Основное в этой рэнга - игра слов. Вторая часть (сочиненная Цура-юки) построена на каламбуре: «нарэру ко-но ми» одновременно и «спелые плоды», и «только привычные отроки», «умиватару» тоже совмещает два значения - «плыть по морю» и «поспевать» - о плодах.
Однако, развиваясь, шлифуя методы и приемы, рэнга постепенно вбирала в себя эстетику вака, и в конце концов произошло разделение рэнга на два потока - усин-рэнга («рэнга, имеющая душу») и мусин-рэнга («.рэнга, не имеющая души»). К первому относили «серьезную» рэнга, сочиненную с учетом всех правил и приемов, введенных в обиход поэзией вака, ко второму - «несерьезную», построенную на игре слов, каламбурах и служившую средством развлечения. Эту «несерьезную» рэнга очень скоро стали называть хайкай-но рэнга или, сокращенно, хайкай. Впервые это название было использовано в составленном в 1356 году сборнике рэнга «Цукубасю», где, помимо «серьезных» циклов рэнга (усин), были и «несерьезные» (мусин). Их-то и объединили под общим названием хайкай-но рэнга. Но чаще всего «комическую» рэнга вообще не удостаивали письменной фиксации, ее сочиняли в перерывах между сочинением «серьезной» рэнга, считая чем-то вроде разминки.
Если в классической рэнга обычно было 100 строф, то в комической рэнга наиболее распространенной стала 36-частная форма, которая иначе называлась касэн (слово «касэн» имеет значение «бессмертный поэт», число 36 ассоциируется со знаменитыми 36 «бессмертными поэтами» Средневековья).
Развитие поэзии хайкай-но-рэнга и ее постепенное превращение в один из самых популярных литературных жанров связаны с творчеством поэтов Ямадзаки Сокана (1464-1552) и Аракида Моритакэ (1473- 1549).
Первым знаменитым сборником хайкай-но рэнга стал составленный Соканом в период между 1523 и 1532 годами сборник «Инуцукубасю» («Собачье собрание Цукуба» - в названии пародируется упомянутая выше антология классической рэнга «Цукубасю»). В нем были собраны все лучшие примеры «начальных строф» (хокку) и «дополнительных» строф (цукэку), сочиненные Соги, Соте и другими выдающимися мастерами предыдущих поколений. Сборник завоевал огромную популярность и оказал влияние на всех последующих поэтов хайкай. Он ввел в поэтический обиход прозаизмы, вульгаризмы, диалектизмы, поговорки, то есть весь тот слой лексики, который полностью игнорировался основанной на эстетике вака «серьезной» рэнга, и заявил о правомочности использования каламбуров и пародирования в качестве ведущих поэтических приемов.

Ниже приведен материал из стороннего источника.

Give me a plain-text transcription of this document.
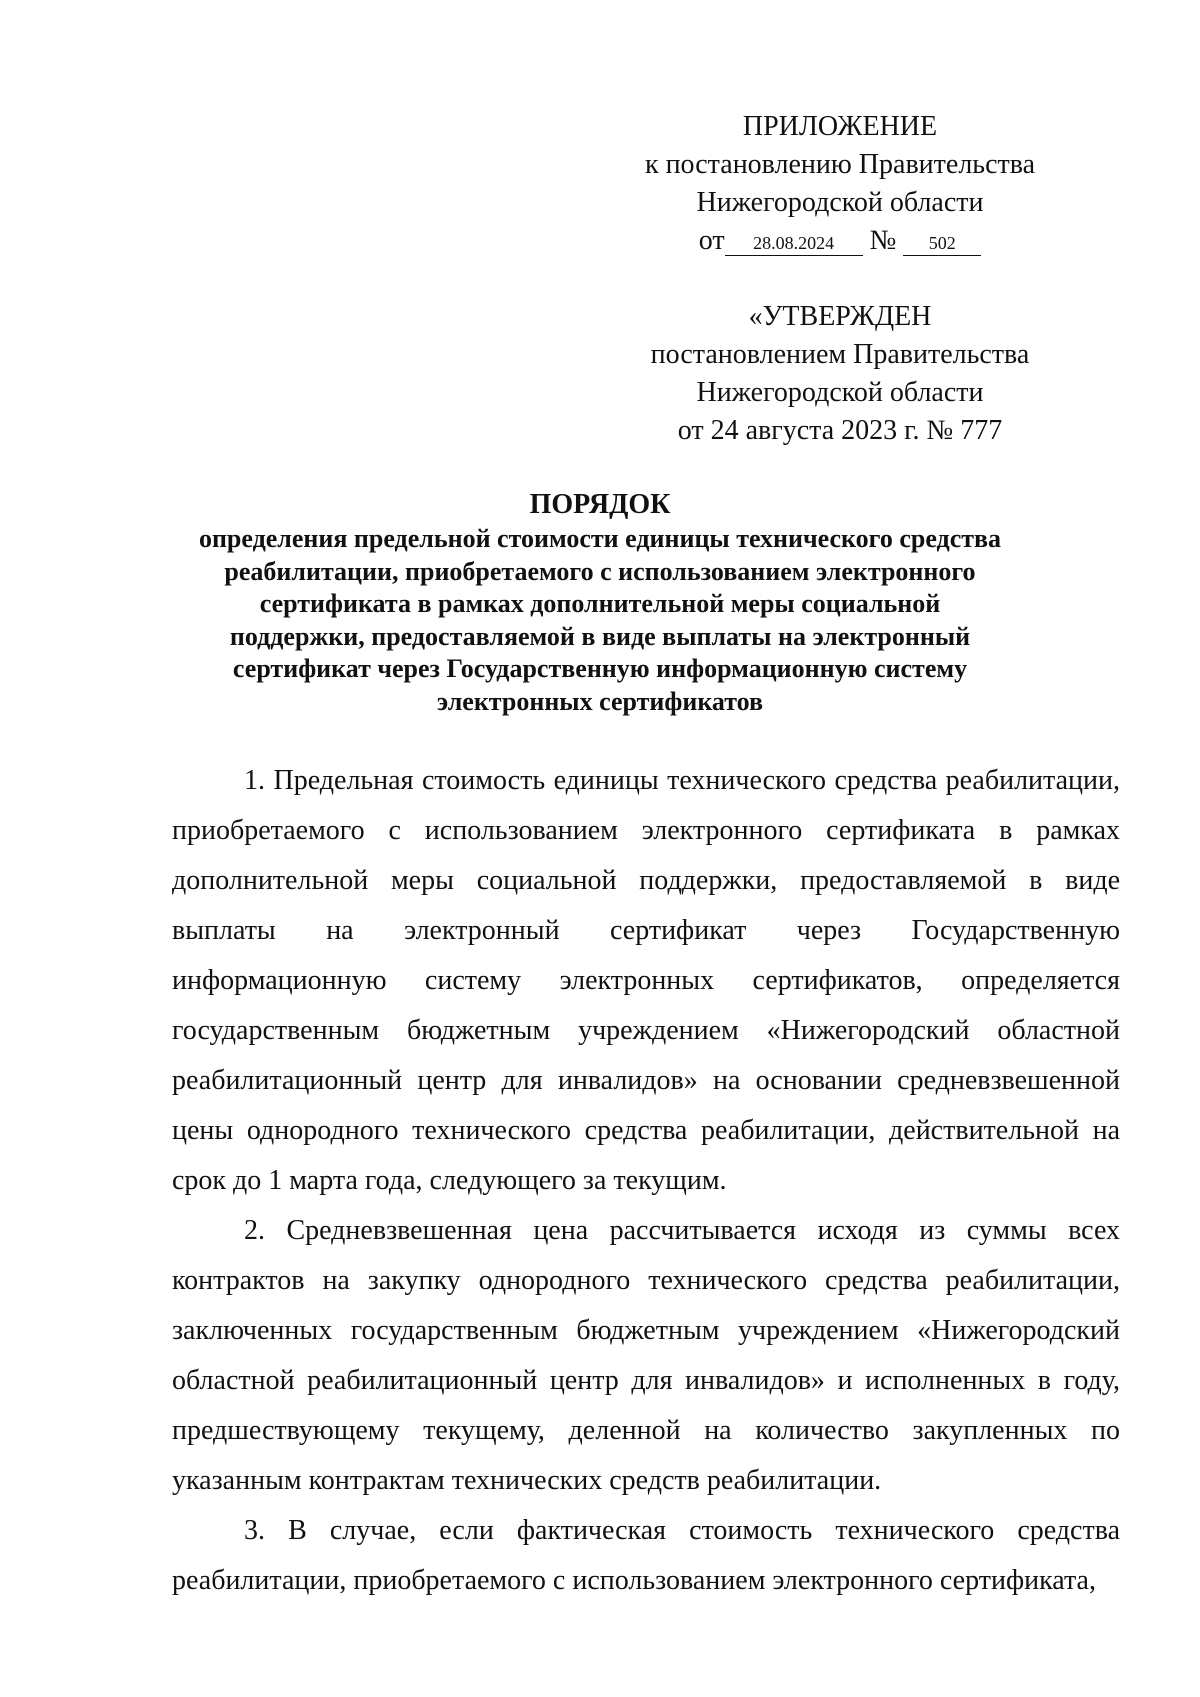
ПРИЛОЖЕНИЕ
к постановлению Правительства
Нижегородской области
от 28.08.2024 № 502
«УТВЕРЖДЕН
постановлением Правительства
Нижегородской области
от 24 августа 2023 г. № 777
ПОРЯДОК
определения предельной стоимости единицы технического средства
реабилитации, приобретаемого с использованием электронного
сертификата в рамках дополнительной меры социальной
поддержки, предоставляемой в виде выплаты на электронный
сертификат через Государственную информационную систему
электронных сертификатов

1. Предельная стоимость единицы технического средства реабилитации, приобретаемого с использованием электронного сертификата в рамках дополнительной меры социальной поддержки, предоставляемой в виде выплаты на электронный сертификат через Государственную информационную систему электронных сертификатов, определяется государственным бюджетным учреждением «Нижегородский областной реабилитационный центр для инвалидов» на основании средневзвешенной цены однородного технического средства реабилитации, действительной на срок до 1 марта года, следующего за текущим.

2. Средневзвешенная цена рассчитывается исходя из суммы всех контрактов на закупку однородного технического средства реабилитации, заключенных государственным бюджетным учреждением «Нижегородский областной реабилитационный центр для инвалидов» и исполненных в году, предшествующему текущему, деленной на количество закупленных по указанным контрактам технических средств реабилитации.

3. В случае, если фактическая стоимость технического средства реабилитации, приобретаемого с использованием электронного сертификата,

К тому же сборник «Инуцукубасю» стал свидетельством начала нового этапа в формировании поэзии хайкай, этапа, основным содержанием которого было обособление трехстишия хокку в качестве самостоятельного и полноправного поэтического жанра, постепенно ставшего ведущим в поэзии хайкай.
Сборник долгое время существовал только в рукописных вариантах и лишь через сто лет после своего появления, в 20-х годах XVII века, был издан типографским способом. К тому времени поэзия хайкай стала одним из самых популярных жанров в литературе страны, и в Киото (в 1619 г.) возникла первая и крупнейшая из школ хайкай, школа Мацунага Тэйтоку (1571 -1653). Интересно, что если история вака связана прежде всего с деятельностью по составлению антологий, то история хайкай выводит на первый план фигуру учителя, окруженного учениками.
Школа Тэйтоку
УСИЛИЯМИ учеников Тэйтоку было издано несколько сборников хайкай, первым из которых стал вышедший в 1633 году сборник «Эноко-сю» («Щенячье собрание»).
Основной заслугой школы Тэйтоку стало распространение поэзии хайкай по всей стране. В поэтическое творчество были вовлечены разные слои населения, и это - одно из замечательнейших свойств поэзии хайкай. В самом деле, до сих пор японская поэзия всегда была элитарной. Даже в «Манъёсю» основными авторами были чиновники (вошедшие в антологию народные песни тоже были записаны и, скорее всего, обработаны все теми же чиновниками), в эпоху «Кокинсю» главным носителем поэзии стала придворная аристократия, в эпоху «Синкокин-сю» к ней добавились монахи и воины, поэзия рэнга тоже культивировалась среди высших слоев общества, ее каноны передавались как тайные наставления и были известны лишь узкому кругу людей. И только поэзия хайкай сумела преодолеть рамки сословности и элитарности.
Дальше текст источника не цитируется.